Отец обычно никого не утешал. Не умел этого делать. Он молчал, я не слышал ни слова.
— Что молчишь? — опять заверещала она.
— Потому что сказать нечего.
— Как это нечего? Сейчас — нечего, а тогда было что? — она возвысила голос.
— Что — тогда? Когда это — тогда?
— Когда ты меня обманул, мужик! И зачем мне все это было нужно, о Господи!
— Никто тебя не обманывал.
— Обманул, молчи! Обманул, а то что же? Я ведь не знала, чем ты занимаешься, душегуб, — голосила она.
— А что, так ли это для нас тогда важно было, чем я занимаюсь?

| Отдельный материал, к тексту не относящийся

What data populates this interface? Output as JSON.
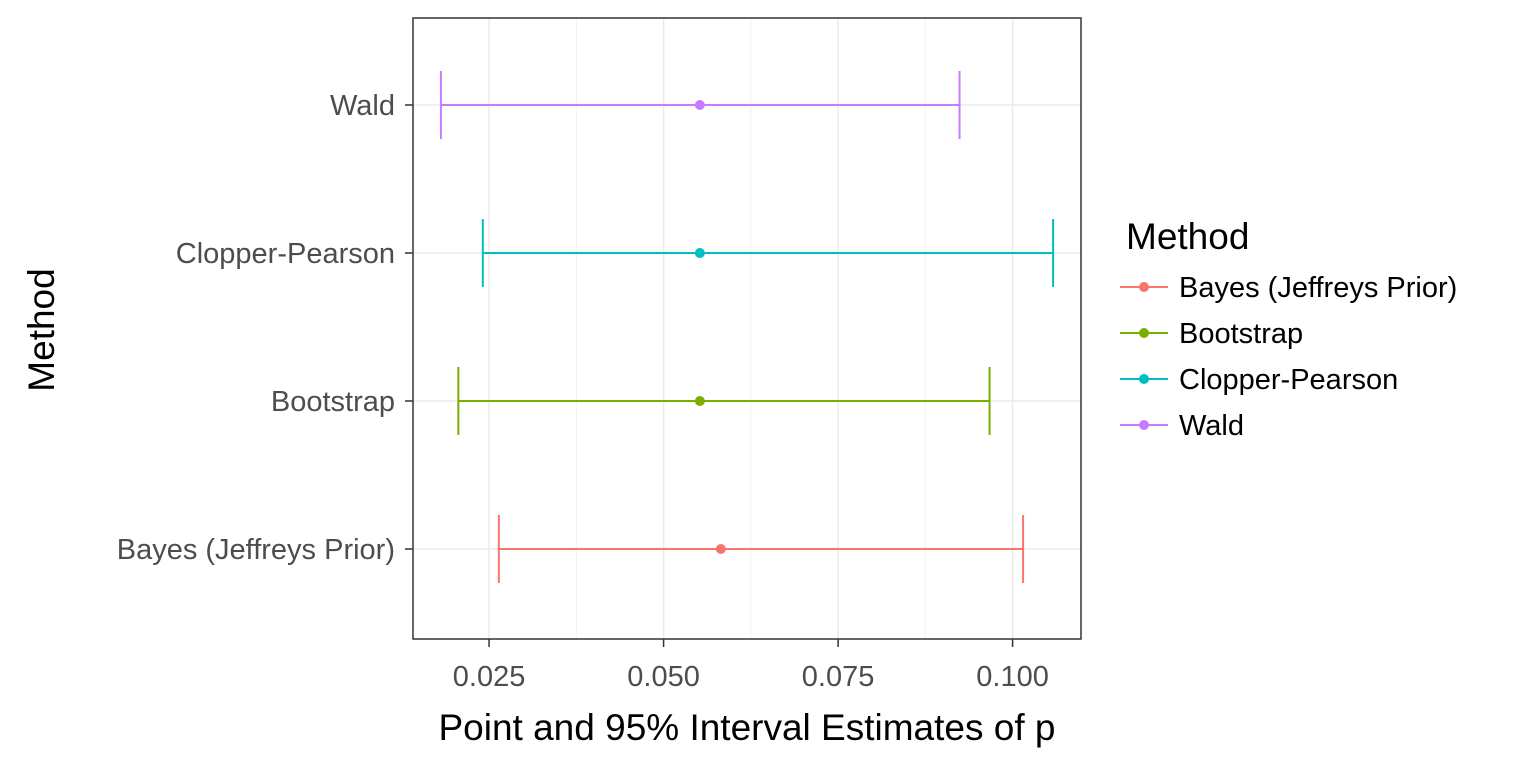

— Да я бы ни за что не согласилась! Но ты меня обманул. Ты должен был знать, что у тебя не может быть нормальных детей. Должен был знать! — ее вопли заполнили весь наш маленький домик.
— Что ты несешь? Ты что, ненормальная?
— Это ты сейчас говоришь, что я ненормальная. Я абсолютно нормальная, и всегда была нормальной. Это ты ненормальный, — зачастила она.
— Прекрати! — наконец и он повысил голос.
— Это Бог меня наказал. Да, наказал меня. Всякий, кто с тобой сойдется, будет наказан! Ты проклят!
— Успокойся, говорю тебе. Что ты колотишься, рехнулась, что ли? — прикрикнул он на нее. А ведь не кричал прежде, никогда ни на кого не кричал. Но и спуску никому не давал, всегда своего держался. Кто в себе уверен, тот не кричит, говаривал он частенько.
— Так ты хочешь меня обвинить? Меня, которая тебя приняла с чистым сердцем! Господи, зачем ты меня оставил жить, когда я умереть хотела!
— Я святой, женщина. Не проклятый, но святой. Ты должна это усвоить.
— О Господи, что это? Что это?
Я хорошо запомнил те последние отцовские слова. Не понял тогда их, но запомнил. Больше он никогда не повторял их. Я и сегодня не знаю, что отец хотел этим сказать. Или просто хотел оборониться от ее нападок. Я вновь услышал ее швейную машинку, ее успокаивающее стрекотание. Но не цитру. Он никогда не играл, когда она шила. Но когда она купала меня, то он, если был дома, обязательно играл. И тогда мы вдвоем безмолвно прислушивались к музыке, опасаясь, что он вдруг перестанет играть.
Я думаю, что той ночью они зачали моего покойного брата, или же где-то в те дни. Я считал, так получалось. Тогда я был слишком мал, чтобы разбираться в этом, но я слышал, я не спал. Мать никогда не сопротивлялась, никогда ему не отказывала. Даже после той ссоры, которая закончилась ровно так, как началась, внезапно. Тот, кто мог подумать, что она должна была чем-то завершиться, наверняка не знал моего отца. Боюсь, что я его тоже не узнал.